А Владимир Войнович много лет потратил на то, чтобы доискаться правды. Его отравили 11 мая 1975 года в 480 номере московской гостиницы «Метрополь». В московских гостиницах у КГБ были свои номера. Туда вызывали на беседу диссидентов, там инструктировали туристические группы, выезжающие за границу. Володю отравили очень серьёзно. Чем, — он так до конца и не выяснил до сих пор. Хотя в 1992 году добился резолюции Ельцина, чтобы показали чекисты Войновичу свой архив. Но дело об отравлении, как сказали Володе, было уничтожено. Ему предъявили акт об уничтожении.

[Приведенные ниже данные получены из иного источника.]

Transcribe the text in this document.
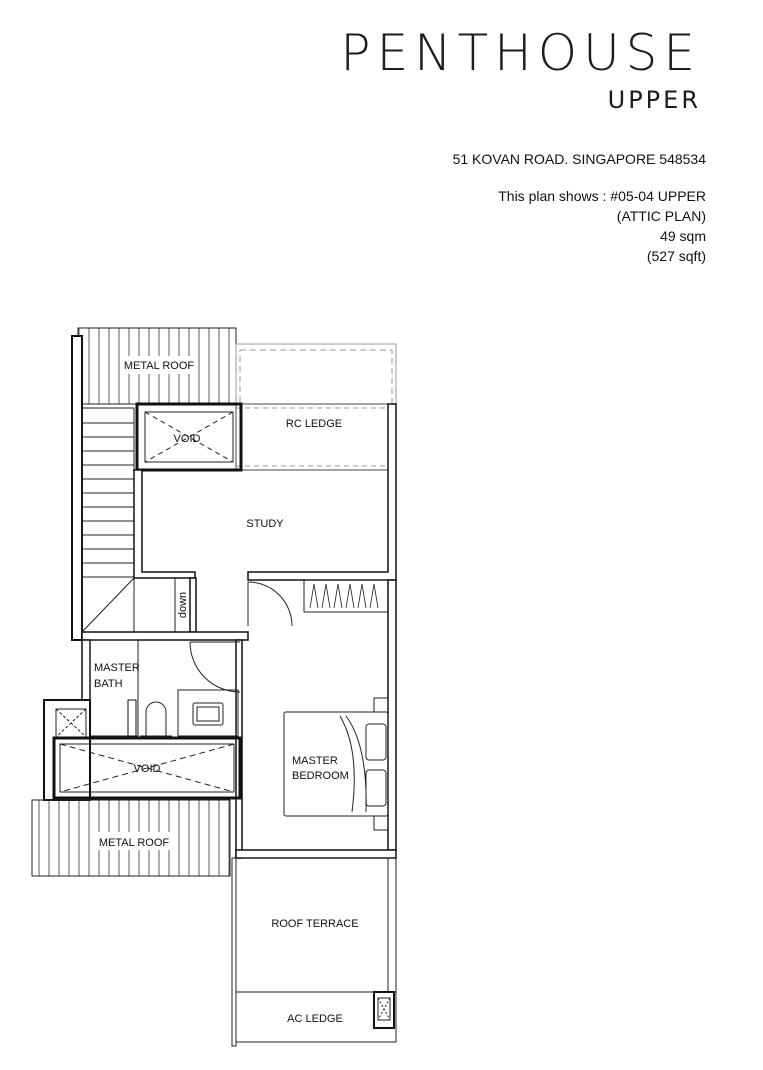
PENTHOUSE
UPPER
51 KOVAN ROAD. SINGAPORE 548534
This plan shows : #05-04 UPPER
(ATTIC PLAN)
49 sqm
(527 sqft)
METAL ROOF
RC LEDGE
VOID
STUDY
down
MASTER
BATH
MASTER
BEDROOM
VOID
METAL ROOF
ROOF TERRACE
AC LEDGE
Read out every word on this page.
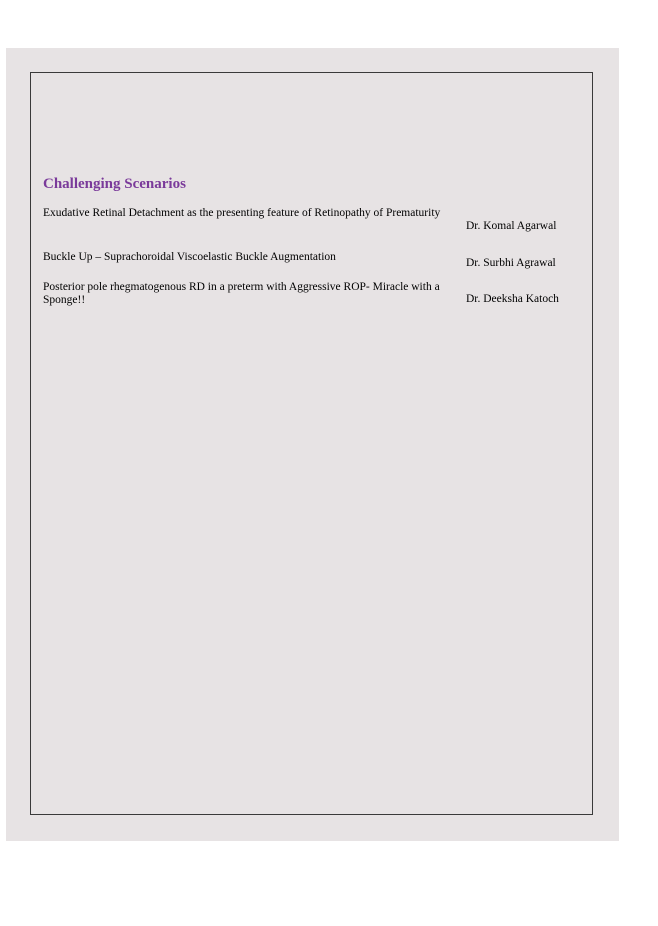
Challenging Scenarios
Exudative Retinal Detachment as the presenting feature of Retinopathy of Prematurity
Dr. Komal Agarwal
Buckle Up – Suprachoroidal Viscoelastic Buckle Augmentation	Dr. Surbhi Agrawal
Posterior pole rhegmatogenous RD in a preterm with Aggressive ROP- Miracle with a Sponge!!	Dr. Deeksha Katoch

Правильно, конечно, он сделал, что не поверил в это. Но дела тогда так и не получил. А теперь наверняка не получит.

Много раз с гордостью писали у нас о том, что английский толковый словарь, поясняя слово «intelligentsia», указал «от русского — интеллигенция», подтвердив, что в России впервые это слово стало звучать не как «работники умственного труда», а приобрело значение нравственное. Гордиться и в самом деле было чем: при таких деспотических режимах вырасти людям, для кого понятие чести, совести, долга, любви к ближнему перевешивали всё, что связано с материальной выгодой, а нередко побуждали их пренебрегать ею! Ясно, что речь шла не о том, сколько наук одолел человек, сколько институтов он окончил. Речь шла о высоком строе души человека, неважно насколько образованного. Пушкинский Швабрин много очков даст Савельичу по части научных знаний. Но наши симпатии всецело на стороне Савельича, который никогда не продаст себя и не предаст другого, как сделает это Швабрин!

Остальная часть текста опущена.